Dollar Carry Trade? The weakness in the US dollar and record low interest rates over time have facilitated a large number of seasoned traders, banks, hedge funds, pension funds and speculators with access to cheap credit to borrow dollars and to buy a variety of risk based assets. What assets? Equities, a wide spectrum of bonds, high yielding currencies and a basket of commodities: primarily precious metals including gold, fuel including oil, and food product. All those asset classes have been showing a positive correlation of near 1 with each other and an inverse correlation of near -1 with the dollar. As a result, when the dollar goes down, equity markets, bond markets and commodities have been going up and vice-versa!
The dollar carry trade remains in vogue for as long as the dollar keeps depreciating in value and interest rates remain low. What happens when the dollar appreciates? Recently, as the US Dollar Index has improved, money has swiftly come out of the risk trade safe havens -- gold and commodities -- to which it ran to protect against a further dollar decline. As an example, gold fell more than 5%, when the dollar index improved by 1.5% on a single day!
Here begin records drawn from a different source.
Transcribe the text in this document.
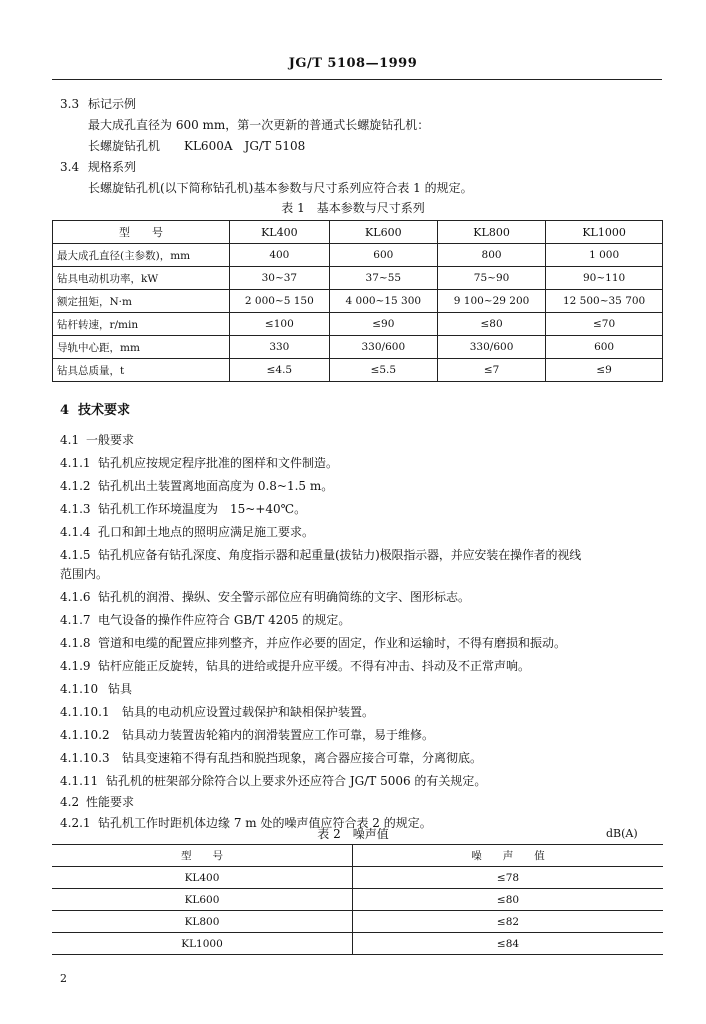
JG/T 5108—1999
3.3 标记示例
最大成孔直径为 600 mm，第一次更新的普通式长螺旋钻孔机：
长螺旋钻孔机　　KL600A　JG/T 5108
3.4 规格系列
长螺旋钻孔机(以下简称钻孔机)基本参数与尺寸系列应符合表 1 的规定。
表 1　基本参数与尺寸系列
型　　号	KL400	KL600	KL800	KL1000
最大成孔直径(主参数)，mm	400	600	800	1 000
钻具电动机功率，kW	30~37	37~55	75~90	90~110
额定扭矩，N·m	2 000~5 150	4 000~15 300	9 100~29 200	12 500~35 700
钻杆转速，r/min	≤100	≤90	≤80	≤70
导轨中心距，mm	330	330/600	330/600	600
钻具总质量，t	≤4.5	≤5.5	≤7	≤9
4 技术要求
4.1 一般要求
4.1.1 钻孔机应按规定程序批准的图样和文件制造。
4.1.2 钻孔机出土装置离地面高度为 0.8~1.5 m。
4.1.3 钻孔机工作环境温度为　15~+40℃。
4.1.4 孔口和卸土地点的照明应满足施工要求。
4.1.5 钻孔机应备有钻孔深度、角度指示器和起重量(拔钻力)极限指示器，并应安装在操作者的视线
范围内。
4.1.6 钻孔机的润滑、操纵、安全警示部位应有明确简练的文字、图形标志。
4.1.7 电气设备的操作件应符合 GB/T 4205 的规定。
4.1.8 管道和电缆的配置应排列整齐，并应作必要的固定，作业和运输时，不得有磨损和振动。
4.1.9 钻杆应能正反旋转，钻具的进给或提升应平缓。不得有冲击、抖动及不正常声响。
4.1.10 钻具
4.1.10.1 钻具的电动机应设置过载保护和缺相保护装置。
4.1.10.2 钻具动力装置齿轮箱内的润滑装置应工作可靠，易于维修。
4.1.10.3 钻具变速箱不得有乱挡和脱挡现象，离合器应接合可靠，分离彻底。
4.1.11 钻孔机的桩架部分除符合以上要求外还应符合 JG/T 5006 的有关规定。
4.2 性能要求
4.2.1 钻孔机工作时距机体边缘 7 m 处的噪声值应符合表 2 的规定。
表 2　噪声值	dB(A)
型　　号	噪　　声　　值
KL400	≤78
KL600	≤80
KL800	≤82
KL1000	≤84
2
Given the dollar's inverse correlation with nearly all asset classes, there are many triggers for the demise of the dollar carry trade. For example, a sustained pullback in stock markets anywhere in the world -- Asia, Europe or America -- could dim the carry trade's attraction immediately as investors rush to the safe haven of the dollar. As they exit and need to meet their margin calls, the speculation in other asset classes could end abruptly. Everybody's piling into equities, bond and commodities, selling the dollar in carry trades, yet the main driver is not recovering earnings, it's the fact that prices keep going up for those asset classes.
Not too long ago, the Japanese yen and Swiss franc, with their near-zero interest rates, were the preferred funding currencies in carry trades. What happened? Those carry trades became a nightmare for borrowers as the currencies appreciated significantly relative to their own. No matter how many players sell the dollar, it cannot reach negligible value. It makes one wonder how fast and how far the market players can short the dollar without running the risk of an unanticipated, abrupt and fast snapback in their face?